ViacomCBS plans to launch its Paramount Plus service in March.

ViacomCBS plans to launch its Paramount Plus service in March. Photo by Ringo Chiu.

Media conglomerate ViacomCBS will launch its newest streaming service, Paramount+, in Australia and New Zealand on Aug. 11, and the company plans a dramatic increase in the number of movies available on the platform.

Paramount+ will cost $6.75 per month Down Under and it will feature 20,000 films and television episodes. ViacomCBS currently owns Australian network Channel Ten and its online streaming service, 10 All Access, which have a combined reach of 10 million to 12 million viewers. 10 All Access will be folded into Paramount+, the company said.
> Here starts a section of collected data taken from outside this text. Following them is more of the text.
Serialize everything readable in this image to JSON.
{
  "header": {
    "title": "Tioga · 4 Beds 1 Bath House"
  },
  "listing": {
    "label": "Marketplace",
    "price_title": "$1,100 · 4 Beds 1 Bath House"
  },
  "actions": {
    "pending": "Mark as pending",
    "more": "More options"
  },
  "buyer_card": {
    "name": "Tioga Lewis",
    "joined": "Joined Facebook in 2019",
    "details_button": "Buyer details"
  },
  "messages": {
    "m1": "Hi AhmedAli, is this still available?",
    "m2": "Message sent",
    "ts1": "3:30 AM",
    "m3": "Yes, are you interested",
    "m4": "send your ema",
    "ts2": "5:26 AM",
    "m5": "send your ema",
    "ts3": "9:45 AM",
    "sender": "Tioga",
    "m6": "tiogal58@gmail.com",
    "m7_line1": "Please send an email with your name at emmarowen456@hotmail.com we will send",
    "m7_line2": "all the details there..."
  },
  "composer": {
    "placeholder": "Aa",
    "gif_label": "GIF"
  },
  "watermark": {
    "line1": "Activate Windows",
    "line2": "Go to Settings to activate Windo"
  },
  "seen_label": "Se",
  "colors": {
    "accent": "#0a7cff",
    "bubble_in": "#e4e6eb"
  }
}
“We are poised to become as powerful a player in streaming as we are in television,” said Beverley McGarvey, chief content officer and executive vice president of ViacomCBS Australia and New Zealand.

Paramount+ launched in the U.S. and Latin America on March 4 with content from several ViacomCBS brands, including Nickelodeon, MTV, ComedyCentral and Hollywood-based Paramount Pictures Corp.
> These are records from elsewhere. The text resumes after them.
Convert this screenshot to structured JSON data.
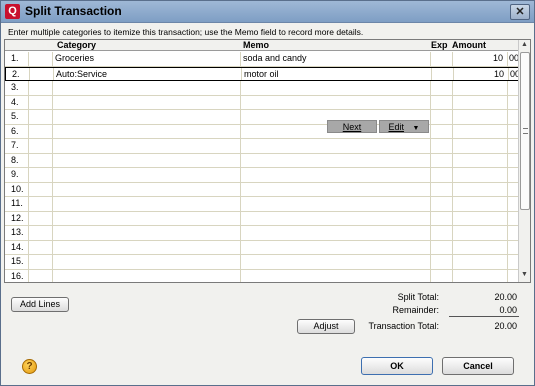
{
  "window": {
    "title": "Split Transaction",
    "app_icon_letter": "Q",
    "close_glyph": "✕"
  },
  "instructions": "Enter multiple categories to itemize this transaction; use the Memo field to record more details.",
  "columns": {
    "category": "Category",
    "memo": "Memo",
    "exp": "Exp",
    "amount": "Amount"
  },
  "rows": [
    {
      "num": "1.",
      "category": "Groceries",
      "memo": "soda and candy",
      "amount": "10",
      "cents": "00"
    },
    {
      "num": "2.",
      "category": "Auto:Service",
      "memo": "motor oil",
      "amount": "10",
      "cents": "00"
    },
    {
      "num": "3.",
      "category": "",
      "memo": "",
      "amount": "",
      "cents": ""
    },
    {
      "num": "4.",
      "category": "",
      "memo": "",
      "amount": "",
      "cents": ""
    },
    {
      "num": "5.",
      "category": "",
      "memo": "",
      "amount": "",
      "cents": ""
    },
    {
      "num": "6.",
      "category": "",
      "memo": "",
      "amount": "",
      "cents": ""
    },
    {
      "num": "7.",
      "category": "",
      "memo": "",
      "amount": "",
      "cents": ""
    },
    {
      "num": "8.",
      "category": "",
      "memo": "",
      "amount": "",
      "cents": ""
    },
    {
      "num": "9.",
      "category": "",
      "memo": "",
      "amount": "",
      "cents": ""
    },
    {
      "num": "10.",
      "category": "",
      "memo": "",
      "amount": "",
      "cents": ""
    },
    {
      "num": "11.",
      "category": "",
      "memo": "",
      "amount": "",
      "cents": ""
    },
    {
      "num": "12.",
      "category": "",
      "memo": "",
      "amount": "",
      "cents": ""
    },
    {
      "num": "13.",
      "category": "",
      "memo": "",
      "amount": "",
      "cents": ""
    },
    {
      "num": "14.",
      "category": "",
      "memo": "",
      "amount": "",
      "cents": ""
    },
    {
      "num": "15.",
      "category": "",
      "memo": "",
      "amount": "",
      "cents": ""
    },
    {
      "num": "16.",
      "category": "",
      "memo": "",
      "amount": "",
      "cents": ""
    }
  ],
  "row_actions": {
    "next": "Next",
    "edit": "Edit",
    "edit_arrow": "▼"
  },
  "buttons": {
    "add_lines": "Add Lines",
    "adjust": "Adjust",
    "ok": "OK",
    "cancel": "Cancel"
  },
  "totals": {
    "split_total_label": "Split Total:",
    "split_total": "20.00",
    "remainder_label": "Remainder:",
    "remainder": "0.00",
    "transaction_total_label": "Transaction Total:",
    "transaction_total": "20.00"
  },
  "help_glyph": "?",
  "colors": {
    "title_bar": "#8aa8cc",
    "app_icon": "#c8102e",
    "grid_line": "#d8d5c0",
    "row_button": "#a8a8a8"
  }
}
ViacomCBS also plans to add 1,000 movies to the Paramount+ library in June, and the company expects to release one new film per month on the service starting in 2022.

Paramount+ is a rebranded and expanded version of the CBS All Access subscription service, which offers video-on-demand and live streaming to 9 million subscribers. To bolster its offerings for Paramount+, Paramount Pictures slashed the theatrical window for its movies to between 30 and 45 days.

ViacomCBS gained traction in streaming in the first quarter. Across its platforms, the company gained 6 million subscribers to reach a total of 36 million. Streaming revenue jumped 65% year over year from $494 million to $816 million, which was driven by the launch of Paramount+.

“In Q1, we accelerated our expansion in streaming with the launch of Paramount+, further enhancing ViacomCBS’ ecosystem of premium, pay and free services,” ViacomCBS chief executive Bob Bakish said in the company’s May 6 earnings report. “The strong consumer response we have seen is evident in today’s numbers.”